The U.S. Navy’s first DDG-1000 destroyer, the USS Zumwalt, experienced an engineering casualty during a trip from the East Coast to the West Coast and is currently moored in Panama, service officials said Nov. 23.

The ship, which was commissioned in Baltimore last month, was passing through the Panama Canal on its way to its homeport of Naval Base San Diego when the casualty occurred.

The U.S. Navy's new DDG-1000 destroyer visits Baltimore for its commissioning ceremony. (Photo by Marc Selinger/Defense Daily)
The USS Zumwalt, the U.S. Navy’s new DDG-1000 destroyer, visited Baltimore in October 2016 for its commissioning ceremony. (Photo by Marc Selinger/Defense Daily)

Vice Adm. Nora Tyson, commander of U.S. Third Fleet, told the ship “to remain at ex-Naval Station Rodman in Panama to address engineering issues that occurred while transiting the Panama Canal,” said Cmdr.
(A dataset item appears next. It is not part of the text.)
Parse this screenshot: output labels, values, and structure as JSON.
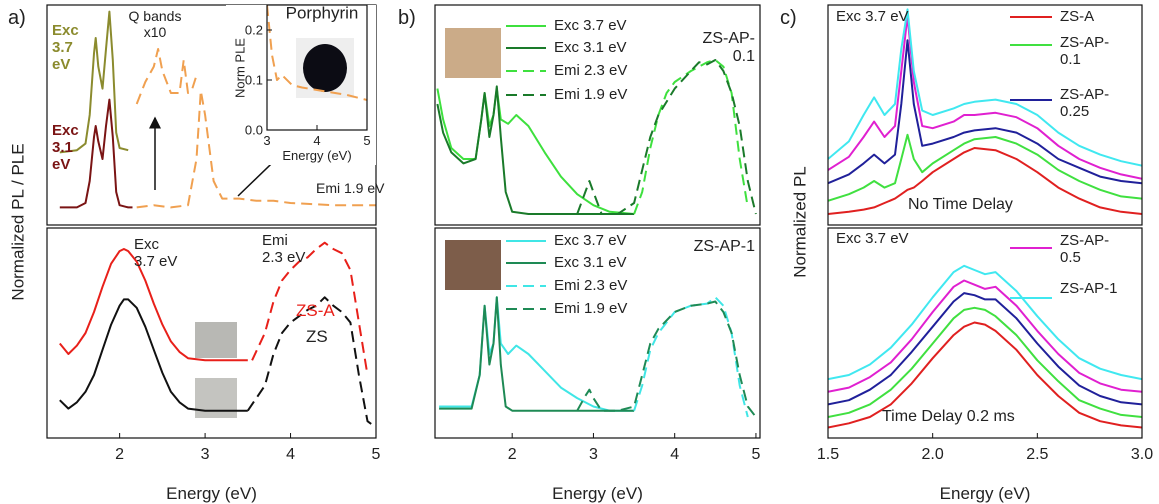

Ryan Perry, a Third Fleet spokesman. “The timeline for repairs is being determined now, in direct coordination with Naval Sea Systems [Command] and Naval Surface Forces.”

The impact on the Zumwalt’s schedule is unclear. Built at General Dynamics [GD] Bath Iron Works in Maine, the ship has been scheduled to arrive at San Diego by year’s end to prepare to be ready for deployment in 2018.

The ship “will undergo repairs once the nature and extent of damages are known,” said Lt. Cmdr. Rebecca Haggard, spokeswoman for Naval Surface Force Pacific. “Until a comprehensive inspection is complete, maintenance requirements known, and a team of trained maintainers arrives in country, there is no way to know with certainty when the ship will be able to resume her transit to San Diego.”

The other two Zumwalt-class destroyers – the Michael Monsoor (DDG-1001) and the Lyndon B. Johnson (DDG-1002) – are under construction at Bath Iron Works.